Why was one of my charges declined?
Declines can happen for a variety of reasons. When we submit a charge to your customer’s bank, they have automated systems that determine whether or not to accept the charge. These systems take various signals into account, such as your customer’s spending habits, account balance, and card information like the expiration date and CVC.

Since these signals are constantly changing, a previously successful card might be declined in the future. Even if all of the card information is correct, and your customer previously had a successful payment, a future charge can still be declined by a bank’s overzealous fraud systems.

How can I find out more information about a specific decline?
We show as much information as we receive from from your customer’s bank about a decline.

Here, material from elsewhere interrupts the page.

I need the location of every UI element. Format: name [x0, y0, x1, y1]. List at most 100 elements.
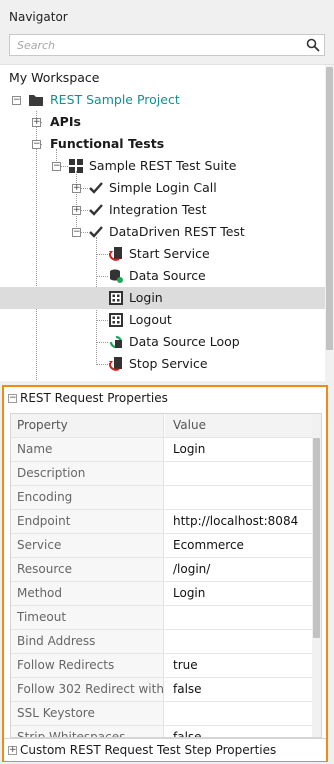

Unfortunately most declines are generic, so we don’t have much information as to why a charge was specifically declined.

If all of the card information seems correct, it is best to have your customer contact his or her bank, inquire for more information, and ask for future charges to be accepted.

How do I decrease the likelihood of declines?
The correctness of the card number, the expiration data, and the CVC are the primary factors used by the customer’s bank when deciding whether or not to accept a transaction.

Collecting the CVC can significantly improve your decline rates. If you’re not collecting CVCs and you’re having issues with declines, requiring the value can be a quick fix.

The influence of other data that you collect, like the address or name, varies by card brand. For example, only American Express consider the customer’s name. If you are still seeing troubles with declines after collecting the more influential fields, it might be worthwhile to collect this additional data.